Именно с этого события, на наш взгляд, можно вести отсчет нового периода, который заслуживает названия «этап институционализации». В чем его отличие от времени «вдохновения и энтузиазма»? Разумеется, и на первом этапе стали появляться формы культурно-институциональной кристаллизации христианской психологии. В 1992 г. директор Психологического института РАО В.В. Рубцов предложил проф. Б. С. Братусю организовать в институте Лабораторию христианской психологии. Однако Российская Академия образования утвердила нейтральное, академическое название – «Лаборатория философско-психологических основ развития человека». На факультете психологии МГУ в 1993 г. была открыта под руководством Б.С. Братуся новая специализация – «христианская психология» (административную цензуру «прошло» лишь наукообразное: «психология религии»). В 1995 г. в Москве и в 1997 г. в Санкт-Петербурге прошли две международные конференции «Психология и христианство: путь интеграции»[31]. Однако все эти формы институционализации были пробными, неустойчивыми (Лаборатория через несколько лет закрылась, специализация тоже). В целом в научно-психологическом сообществе христианская психология тогда воспринималась как экзотика, как какая-то сказочная птица, на которую любопытно взглянуть во время необязательного семинара, но когда она пытается свить гнездо в лаборатории и аудитории, это представляется неуместным и вызывает глухое раздражение у серьезных ученых, занятых серьезным академическим делом.
А вот открытие факультета психологии в Российском православном университете стало настоящим актом институционализации, предполагающим создание устойчивой, формализованной социальной структуры со своей регламентацией деятельности, юридической легализацией и пр.
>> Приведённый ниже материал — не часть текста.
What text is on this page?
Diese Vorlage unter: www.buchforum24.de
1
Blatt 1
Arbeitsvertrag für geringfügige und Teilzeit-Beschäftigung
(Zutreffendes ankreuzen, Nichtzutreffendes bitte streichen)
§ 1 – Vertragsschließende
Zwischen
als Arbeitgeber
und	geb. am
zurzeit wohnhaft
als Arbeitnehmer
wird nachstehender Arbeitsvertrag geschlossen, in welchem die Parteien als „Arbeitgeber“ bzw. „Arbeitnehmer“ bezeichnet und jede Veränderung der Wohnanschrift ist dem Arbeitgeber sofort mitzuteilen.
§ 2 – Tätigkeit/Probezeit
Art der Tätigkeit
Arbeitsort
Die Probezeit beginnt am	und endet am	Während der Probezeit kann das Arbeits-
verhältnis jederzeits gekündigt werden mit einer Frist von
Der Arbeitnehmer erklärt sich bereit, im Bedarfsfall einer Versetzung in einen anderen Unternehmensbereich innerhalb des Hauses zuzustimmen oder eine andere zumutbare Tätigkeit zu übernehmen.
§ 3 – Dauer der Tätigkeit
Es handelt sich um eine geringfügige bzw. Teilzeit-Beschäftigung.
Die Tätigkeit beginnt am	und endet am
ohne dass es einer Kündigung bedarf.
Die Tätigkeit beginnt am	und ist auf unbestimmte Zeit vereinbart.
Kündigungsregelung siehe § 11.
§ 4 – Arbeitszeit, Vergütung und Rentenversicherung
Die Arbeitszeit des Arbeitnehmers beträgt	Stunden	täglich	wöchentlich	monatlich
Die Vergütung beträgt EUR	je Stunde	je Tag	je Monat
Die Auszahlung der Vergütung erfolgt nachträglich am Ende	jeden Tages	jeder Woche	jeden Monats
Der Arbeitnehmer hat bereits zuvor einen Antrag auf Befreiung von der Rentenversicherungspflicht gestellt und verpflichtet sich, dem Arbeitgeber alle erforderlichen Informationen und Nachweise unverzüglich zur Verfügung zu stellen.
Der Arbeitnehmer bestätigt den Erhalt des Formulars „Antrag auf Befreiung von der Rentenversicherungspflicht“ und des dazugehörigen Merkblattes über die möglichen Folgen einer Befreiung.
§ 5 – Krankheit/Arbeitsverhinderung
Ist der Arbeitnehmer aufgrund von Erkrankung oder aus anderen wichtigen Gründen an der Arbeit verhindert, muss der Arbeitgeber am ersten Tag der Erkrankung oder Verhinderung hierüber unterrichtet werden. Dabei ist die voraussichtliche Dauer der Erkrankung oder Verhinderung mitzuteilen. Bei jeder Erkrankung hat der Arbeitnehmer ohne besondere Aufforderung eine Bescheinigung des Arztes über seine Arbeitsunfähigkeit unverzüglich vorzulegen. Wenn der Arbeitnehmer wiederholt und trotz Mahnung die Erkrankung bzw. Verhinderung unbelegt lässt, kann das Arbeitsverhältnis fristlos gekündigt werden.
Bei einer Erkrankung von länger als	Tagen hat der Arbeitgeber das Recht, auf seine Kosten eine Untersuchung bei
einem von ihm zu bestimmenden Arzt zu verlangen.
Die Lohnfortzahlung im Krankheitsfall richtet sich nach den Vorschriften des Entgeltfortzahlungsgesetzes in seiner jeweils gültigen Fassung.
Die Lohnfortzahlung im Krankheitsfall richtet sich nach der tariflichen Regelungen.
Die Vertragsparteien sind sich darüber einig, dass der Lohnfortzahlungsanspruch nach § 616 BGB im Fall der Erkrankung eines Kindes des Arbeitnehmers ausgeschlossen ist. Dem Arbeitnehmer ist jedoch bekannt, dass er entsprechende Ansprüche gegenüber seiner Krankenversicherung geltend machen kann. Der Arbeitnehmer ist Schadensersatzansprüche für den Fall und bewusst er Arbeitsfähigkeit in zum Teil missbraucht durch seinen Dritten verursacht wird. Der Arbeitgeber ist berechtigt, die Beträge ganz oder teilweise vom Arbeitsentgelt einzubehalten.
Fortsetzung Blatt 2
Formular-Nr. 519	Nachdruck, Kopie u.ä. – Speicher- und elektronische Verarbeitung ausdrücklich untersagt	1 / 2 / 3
Если студенты поступают на факультет, они будут учиться пять лет, что подразумевает создание и утверждение учебного плана в соответствии со стандартом, написание программ дисциплин, штатный профессорско-преподавательский состав, участие госкомиссии в итоговой госаттестации; выпускники получат дипломы о высшем образовании, Министерство образования проведет процедуру аттестации и пр.
Исторический смысл и сверхзадача «времени вдохновения» – инициация движения, собирание и вовлечение в процесс мотивированных людей, а смысл и задача этапа институционализации – создание для этого потока сети каналов, которые не дадут растечься ему по поверхности, обмелеть, уйти в песок. Институционализация отливает движение в устойчивые социальные, культурные организационные формы.
За полтора десятилетия нового века было сделано немало, и христианская психология из вдохновенных докладов и горячих споров, из облака порывов и восклицаний стала овеществляться, оплотняться, воплощаться в разнообразные узнаваемые культурные формы публикаций, образовательных учреждений, программ, научных исследований, периодических изданий, информационных ресурсов, психологических служб при церковных приходах и монастырях и пр. Приведем ряд примеров этого процесса институционализации христианской психологии.
Публикации. Еще, кажется, совсем недавно, в 1995 г., выход уже не раз упоминавшейся книги «Начала христианской психологии» под ред. Б. С. Братуся стал событием такого масштаба, что, по свидетельству очевидцев, святейший патриарх Алексий II лично книгу прочел и призвал укреплять это направление деятельности. За прошедшие два десятилетия появились сотни и сотни публикаций: библиографический справочник «Христианская антропология и психология в лицах», самоотверженно составленный Ю.М. Зенько, к началу 2011 года насчитывал полторы тысячи наименований[32].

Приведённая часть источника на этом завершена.